In a line-up that includes lamps and litter bins, bicycle racks and bus stops, pissoirs and play equipment, the urban bench takes a starring role. By providing somewhere to sit and watch the world go by the bench is key to placemaking, transforming a route from A to B into somewhere – a place to pause and connect, to see and be seen. And like all street furniture, the bench needs to balance durability and usability with inclusivity and aesthetics while embedding a sense of civic identity.
A place to sit has been integral to urban planning from the agorae of the Ancient Greeks onwards (think of the stone seating integrated into piazzas, loggias and facades in a Renaissance city like Florence). But it was in the industrial era that the park bench really came into its own, as cities expanded and new manufacturing techniques allowed mass production in cast iron.

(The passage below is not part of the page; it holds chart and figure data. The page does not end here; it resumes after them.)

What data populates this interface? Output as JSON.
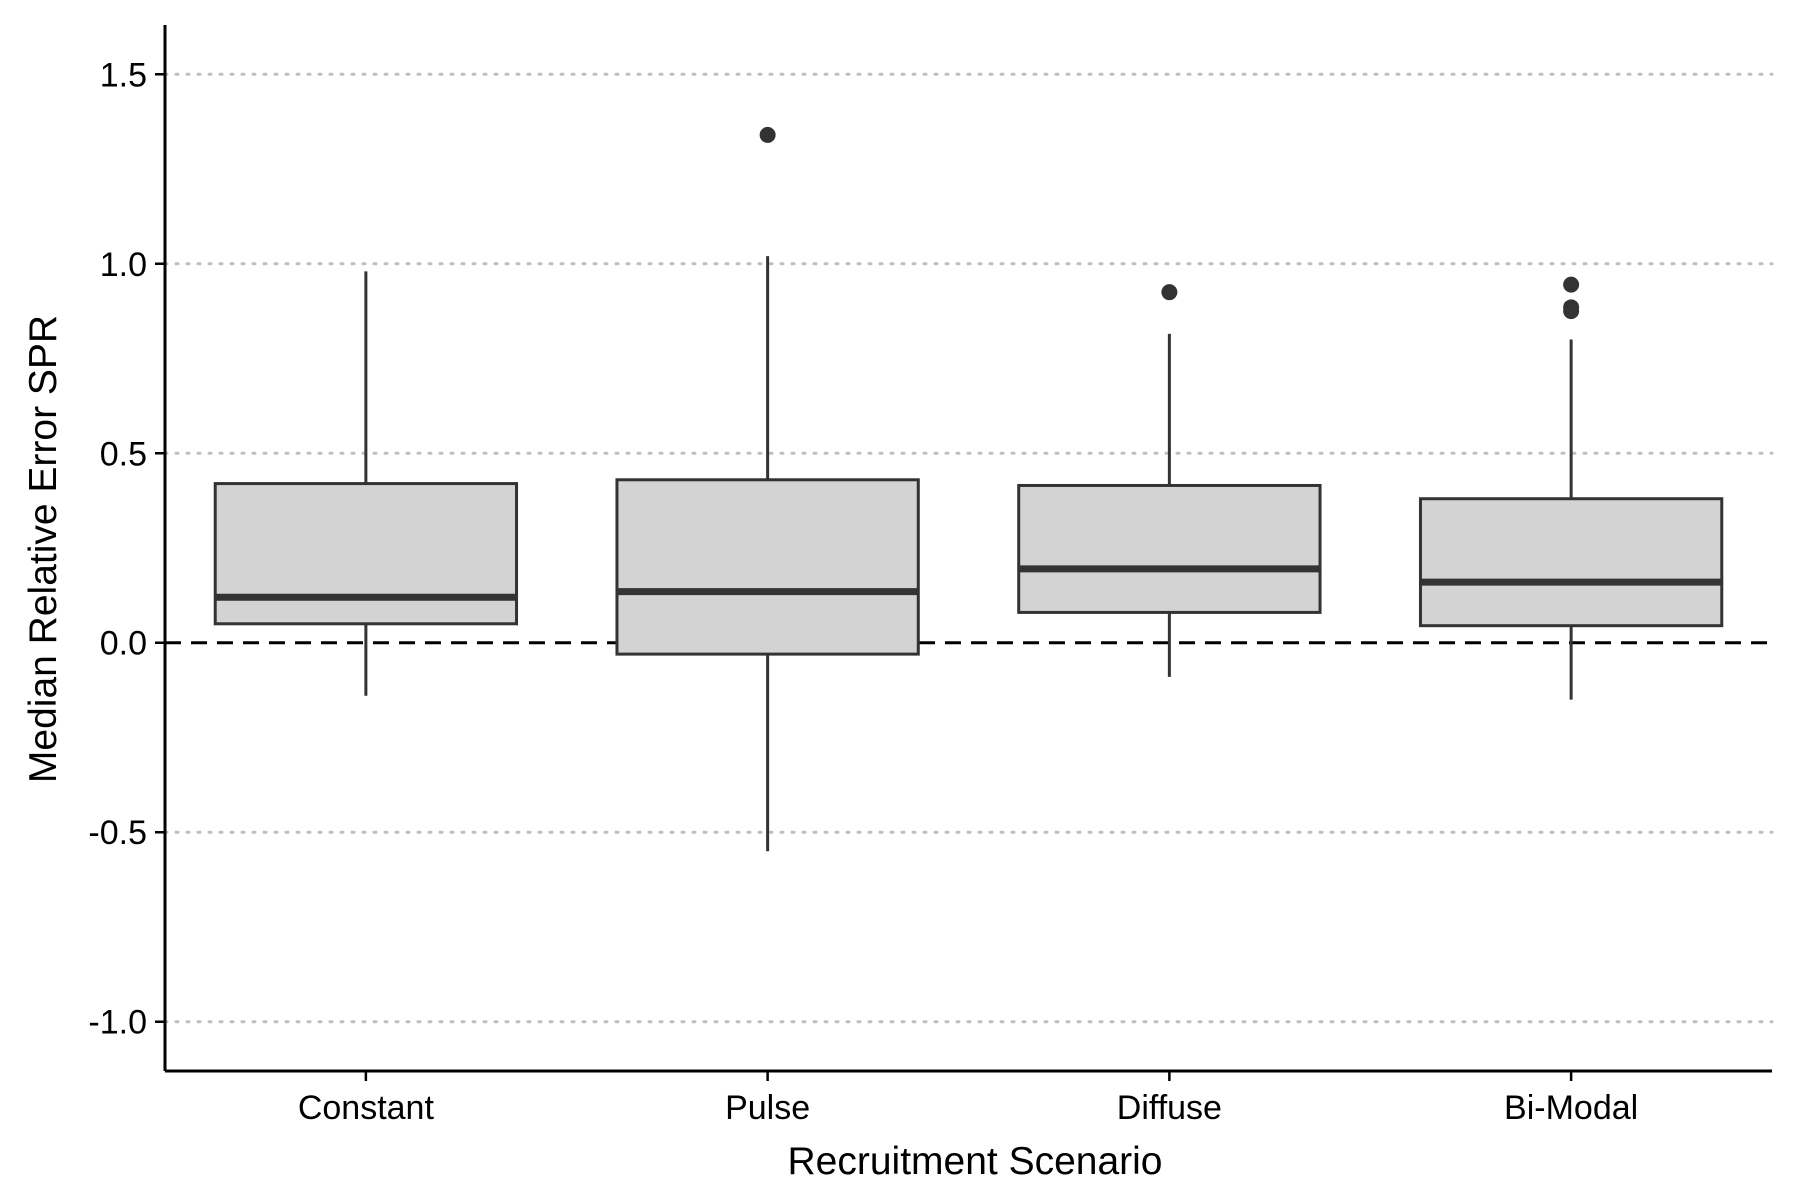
{
  "chart_data": {
    "type": "box",
    "xlabel": "Recruitment Scenario",
    "ylabel": "Median Relative Error SPR",
    "ylim": [
      -1.13,
      1.63
    ],
    "yticks": [
      1.5,
      1.0,
      0.5,
      0.0,
      -0.5,
      -1.0
    ],
    "ytick_labels": [
      "1.5",
      "1.0",
      "0.5",
      "0.0",
      "-0.5",
      "-1.0"
    ],
    "grid": "horizontal-dotted",
    "reference_line": {
      "y": 0.0,
      "style": "dashed"
    },
    "categories": [
      "Constant",
      "Pulse",
      "Diffuse",
      "Bi-Modal"
    ],
    "boxes": [
      {
        "category": "Constant",
        "whisker_low": -0.14,
        "q1": 0.05,
        "median": 0.12,
        "q3": 0.42,
        "whisker_high": 0.98,
        "outliers": []
      },
      {
        "category": "Pulse",
        "whisker_low": -0.55,
        "q1": -0.03,
        "median": 0.135,
        "q3": 0.43,
        "whisker_high": 1.02,
        "outliers": [
          1.34
        ]
      },
      {
        "category": "Diffuse",
        "whisker_low": -0.09,
        "q1": 0.08,
        "median": 0.195,
        "q3": 0.415,
        "whisker_high": 0.815,
        "outliers": [
          0.925
        ]
      },
      {
        "category": "Bi-Modal",
        "whisker_low": -0.15,
        "q1": 0.045,
        "median": 0.16,
        "q3": 0.38,
        "whisker_high": 0.8,
        "outliers": [
          0.945,
          0.885,
          0.875
        ]
      }
    ],
    "colors": {
      "box_fill": "#d3d3d3",
      "stroke": "#333333",
      "grid": "#bfbfbf",
      "axis": "#000000"
    }
  }
}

A city’s bench designs are integral to its personality, as illustrated by New York’s ‘Central Park Settees’. Although the very first benches in Central Park, laid out by Frederick Law Olmsted in the late 1850s, were rustic timber structures conveying a pastoral idyll, these were soon superseded by more urbane and practical seating for the crowds that flocked to the Park in the 1870s. Defined by their own distinctive hue – now known as ‘Central Park Green’ – many of these historic ‘settees’ consist of timber slats spanning between pairs of cast-iron brackets that could be manufactured at scale, and today an army of volunteers regularly repaints the park’s 10,000 benches.
In Paris it was Baron Haussmann’s urban renewal for Napoleon III in the 1850s that embedded the bench in the city’s character. Early examples of the city’s iconic green public benches were designed by architect Gabriel Davioud to populate Haussmann’s grands boulevards and public gardens. Some sources say that today there are as many as 100,000 public benches in Paris, including historic examples of the ‘gondole’ with its curved profile and multiple slats, the Buttes-Chaumont model with iron supports modelled on tree branches, and the dual-facing banc-double seen mostly on boulevards. What continues to unite these diverse models of Paris bench is their characteristic colour – Carriage Green. In contrast, London’s archetypal park bench remains, for the moment, a single-aspect hardwood version with a natural finish, although an annual competition from the London Festival of Architecture regularly challenges the status quo with exciting and often colourful prototypes in materials as diverse as recycled plastic and cork.
Citizens love their benches and in turn urban furniture needs to be durable enough to withstand constant challenges in all weathers. While research shows that simply sitting outdoors in nature for half an hour can significantly reduce stress, in reality benches are used for multiple purposes including ‘park bench workouts’, for skateboard tricks or even as a place to sleep. So bench design needs to navigate the often controversial territory between regulating the use of public realm and offering a comfortable place where everyone is welcome to sit and enjoy shared space. Increasingly, in cities like London and Paris, designers are engaging in co-design and public consultation to find enduring solutions for urban furniture that will hopefully be loved by generations of people to come.